L'espace d'un sombre instant, la bête humaine a pris le contrôle.

Sa voix sourde et monotone a annoncé la mort aussi simplement qu'une banalité. D'une pression froide du pouce, elle a semé la désolation de dix mille âmes en simultané. En à peine une demi-seconde. Sans hésitation. Puis, une fois le spectacle terminé, elle est restée assise de longues minutes à contempler son œuvre, une lueur sinistre dans les yeux.

Saleté.

Combien d'entre nous auraient voulu pouvoir affronter l'Enfer d'une telle façon ? La majorité a détourné le regard au moment fatidique. Nous avions tous une partie de nous coincée dans l'Area Populi à minuit hier soir. Une partie qui s'est envolée avec les cadavres de nos camarades. C'est alors que j'ai compris que la peur avait décimé nos rangs plus que la mort.

Jusqu'à la fin, j'ai regardé l'humanité s'éteindre à petit feu. Indifférent. Mais presque satisfait : les Sénatrices venaient de sonner leur propre extinction.

Impossible d'ignorer le rassemblement de mères en colère, déjà hystériques après les premières exécutions. Le Sénat va tirer de nouveaux noms d'ici quelques minutes. Celui de Berlioz, le mien probablement, et ceux de milliers d'autres « éléments perturbateurs ». Hier soir n'était qu'une répétition générale pour contenter les complotistes.

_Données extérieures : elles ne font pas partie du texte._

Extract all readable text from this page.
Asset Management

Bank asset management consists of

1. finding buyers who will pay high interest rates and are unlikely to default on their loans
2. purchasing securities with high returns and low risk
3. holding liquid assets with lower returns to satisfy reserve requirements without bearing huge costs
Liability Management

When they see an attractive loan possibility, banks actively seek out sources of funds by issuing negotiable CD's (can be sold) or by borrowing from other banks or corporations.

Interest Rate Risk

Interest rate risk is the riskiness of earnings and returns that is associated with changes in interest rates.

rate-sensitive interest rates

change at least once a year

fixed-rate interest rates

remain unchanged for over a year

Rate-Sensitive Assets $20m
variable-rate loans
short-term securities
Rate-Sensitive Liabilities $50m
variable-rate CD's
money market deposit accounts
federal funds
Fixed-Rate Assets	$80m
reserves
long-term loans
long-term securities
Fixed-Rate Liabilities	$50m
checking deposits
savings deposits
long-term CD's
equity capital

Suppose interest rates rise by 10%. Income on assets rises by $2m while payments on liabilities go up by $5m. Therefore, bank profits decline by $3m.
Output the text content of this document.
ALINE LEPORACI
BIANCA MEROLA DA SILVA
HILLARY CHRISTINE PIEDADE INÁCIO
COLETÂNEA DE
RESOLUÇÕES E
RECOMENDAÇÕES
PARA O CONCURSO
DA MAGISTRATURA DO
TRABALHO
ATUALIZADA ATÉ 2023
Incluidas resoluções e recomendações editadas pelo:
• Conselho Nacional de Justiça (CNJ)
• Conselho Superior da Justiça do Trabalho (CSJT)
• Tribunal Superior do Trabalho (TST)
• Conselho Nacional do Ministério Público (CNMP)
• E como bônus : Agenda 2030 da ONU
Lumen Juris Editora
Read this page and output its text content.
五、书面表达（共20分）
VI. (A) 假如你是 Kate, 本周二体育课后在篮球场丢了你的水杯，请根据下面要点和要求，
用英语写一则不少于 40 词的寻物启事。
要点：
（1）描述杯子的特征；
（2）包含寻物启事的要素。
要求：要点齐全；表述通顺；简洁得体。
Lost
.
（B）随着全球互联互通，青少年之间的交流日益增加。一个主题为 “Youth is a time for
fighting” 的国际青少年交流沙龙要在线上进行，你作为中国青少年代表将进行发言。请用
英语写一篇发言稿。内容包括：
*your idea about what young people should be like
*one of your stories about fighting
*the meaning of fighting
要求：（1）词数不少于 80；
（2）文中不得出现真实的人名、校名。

Désormais, les Harpies vont lier l'utile à l'agréable. Se débarrasser des détails gênants. Je parie quatre de mes doigts là-dessus.

Mais si les terroristes ne se rendent pas, nous pourrons alors assister à l'effondrement du premier système matriarcal de l'histoire. Aussi sûrement et aussi sombrement que celui de leurs prédécesseurs masculins.

Si ma mort permet cela, alors ma vie n'aura peut-être pas été qu'un échec complet. Car ironiquement, je souhaiterais que ma fin soit plus utile que mon existence tout entière. Il faut que cela soit grandiose. Oui, l'exécution publique devant des millions de spectatrices rentre parfaitement dans ma liste. Le doigt d'honneur en bonus.

Un clou du spectacle à la hauteur de l'intelligence de ma représentation.

Un silence mortel embaume le BlackOut d'une puanteur métallique. Un simulacre de sang. Le souvenir règne et nous étouffe de ses effluves. Pas qu'il y ait quelque chose de réellement pertinent à dire de toute façon. Mais je m'ennuie. Il me faut un peu d'action.

Même Smith ferme sa gueule, un foutu petit miracle. Il aura finalement trouvé un morceau d'intelligence perdu à force de creuser toujours plus profond dans sa connerie. Alix Sharp n'ouvre plus la bouche depuis l'Abattoir. Et les autres ? Aucune idée. Au fond, les raisons de leur mutisme ne m'intéressent guère.

Je préfère de loin qu'ils se taisent plutôt que d'écouter leurs conneries.

—   Vous pensez qu'ils finiront par se rendre ? demande finalement un gars à l'existence si insignifiante que je ne me suis pas fait chier à retenir son nom.

—   La ferme, le rabroue Smith. Crois-moi que si les Harpies veulent nous tuer, elles trouveront n'importe quel prétexte pour le faire. Notre survie ne dépend pas uniquement des Clandestins, bien au contraire.

Mais c'est qu'il y aurait plus de trois neurones qui se battent en duel là-haut. Je suis d'accord avec lui. Ça m'emmerde. Assis dans le fond du camion, comme à mon habitude, je croise son regard empli de sous-entendus. Quelque chose a changé en lui. Ce n'est pas uniquement dû aux exécutions.

—   Ils le feront, tranché-je d'une voix rauque, dénuée d'émotions. Ils ne sont pas encore prêts à risquer la vie de milliers d'innocents pour tenter de reprendre le pouvoir. C'est con, mais c'est leur lâcheté qui nous sauvera.